In this example, we study the free energy potential of the Allen-Cahn equation. The model consists of a bar of length \(2a\) with boundary conditions at \(x=-a\) of \(\phi=-1\) and \(\phi=1\) at \(x=a\). The theoric framework is explained in (Allen Cahn).

#
#
#         *------------------------*
#  phi=-1 |           * (0,0)      | phi=1
#         *------------------------*
#
#         |<----a----->|<-----a---->|
#     |Y
#     |
#     *---X

The potential is the following:

\[W[\phi] = \int_\Omega \left( \frac{1}{l}f_{chem}(\phi) + \frac{l}{2} |\nabla \phi|^2 \right) dV\]

with

\[f_{chem}(\phi) = \frac{1}{4}(1-\phi^2)^2\]

as described in the theory section (Allen Cahn). The one-dimensional solution for an infinite domain is given by:

\[\phi(x) = \tanh\left(\frac{x}{\sqrt{2}l}\right)\]

In this case, the domain and the length scale parameter can be interpreted as an infinite domain (see the table values), as \(tanh\left(\frac{a}{\sqrt{2}a}\right)=1\) and \(tanh\left(\frac{-a}{\sqrt{2}a}\right)=-1\), so it is in concordance with the boundary conditions imposed.

Properties#
	VALUE	UNITS
l	10.0	mm
a	50.0	mm

Import necessary libraries#

import numpy as np
import matplotlib.pyplot as plt
import pyvista as pv
import dolfinx
import mpi4py
import os

Import from phasefieldx package

from phasefieldx.Element.Allen_Cahn.Input import Input
from phasefieldx.Element.Allen_Cahn.solver.solver_static import solve
from phasefieldx.Boundary.boundary_conditions import bc_phi, get_ds_bound_from_marker
from phasefieldx.PostProcessing.ReferenceResult import AllResults

Parameters definition#

First, we define an input class, which contains all the parameters needed for the setup and results of the simulation.

The first term, \(l\), specifies the length scale parameter for the problem, with \(l = 10.0\).

The next two options, save_solution_xdmf and save_solution_vtu, determine the file format used to save the phase-field results (.xdmf or .vtu), which can then be visualized using tools like ParaView or pvista. Both parameters are boolean values (True or False). In this case, we set save_solution_vtu=True to save the phase-field results in .vtu format.

Lastly, results_folder_name specifies the name of the folder where all results and log information will be saved. If the folder does not exist, phasefieldx will create it. However, if the folder already exists, any previous data in it will be removed, and a new empty folder will be created in its place.

Data = Input(l=10.0,
             save_solution_xdmf=False,
             save_solution_vtu=True,
             result_folder_name="4000_free_energy")

Mesh Definition#

A 2a mm x 1 mm rectangular mesh with quadrilateral elements is created using Dolfinx.
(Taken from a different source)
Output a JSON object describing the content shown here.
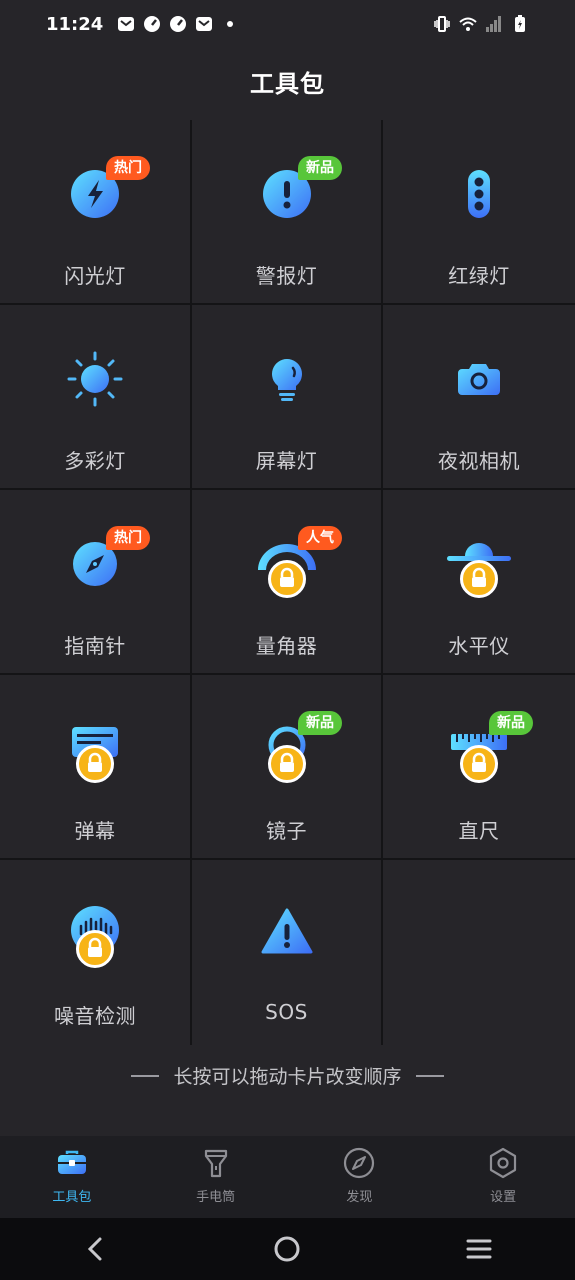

The mesh is a structured grid with quadrilateral elements:

divx, divy: Number of elements along the x and y axes.
lx, ly: Physical domain dimensions in x and y.

a = 50.0
divx, divy = 100, 1
lx, ly = 100.0, 1.0

msh = dolfinx.mesh.create_rectangle(mpi4py.MPI.COMM_WORLD,
                                    [np.array([-a, -0.5]),
                                     np.array([a, 0.5])],
                                    [divx, divy],
                                    cell_type=dolfinx.mesh.CellType.quadrilateral)

Boundary Identification#

Boundary conditions and forces are applied to specific regions of the domain:

left: Identifies the \(y=-a\) boundary.
right: Identifies the \(y=a\) boundary.
fdim is the dimension of boundary facets (1D for a 2D mesh).

def left(x):
    return np.isclose(x[0], -a)

def right(x):
    return np.isclose(x[0], a)

fdim = msh.topology.dim - 1

Using the bottom and top functions, we locate the facets on the left and right sides of the mesh, where \(x = -a\) and \(x = a\), respectively. The locate_entities_boundary function returns an array of facet indices representing these identified boundary entities.

left_facet_marker = dolfinx.mesh.locate_entities_boundary(msh, fdim, left)
right_facet_marker = dolfinx.mesh.locate_entities_boundary(msh, fdim, right)

The get_ds_bound_from_marker function generates a measure for applying boundary conditions specifically to the facets identified by left_facet_marker and right_facet_marker, respectively. This measure is then assigned to ds_left and ds_right.

ds_left = get_ds_bound_from_marker(left_facet_marker, msh, fdim)
ds_right = get_ds_bound_from_marker(right_facet_marker, msh, fdim)

ds_list is an array that stores boundary condition measures along with names for each boundary, simplifying result-saving processes. Each entry in ds_list is formatted as [ds_, “name”], where ds_ represents the boundary condition measure, and “name” is a label used for saving. Here, ds_left and ds_right are labeled as “left” and “right”, respectively, to ensure clarity when saving results.

ds_list = np.array([
                   [ds_left, "left"],
                   [ds_right, "right"]
                   ])

Function Space Definition#

Define function spaces for the phase-field using Lagrange elements of degree 1.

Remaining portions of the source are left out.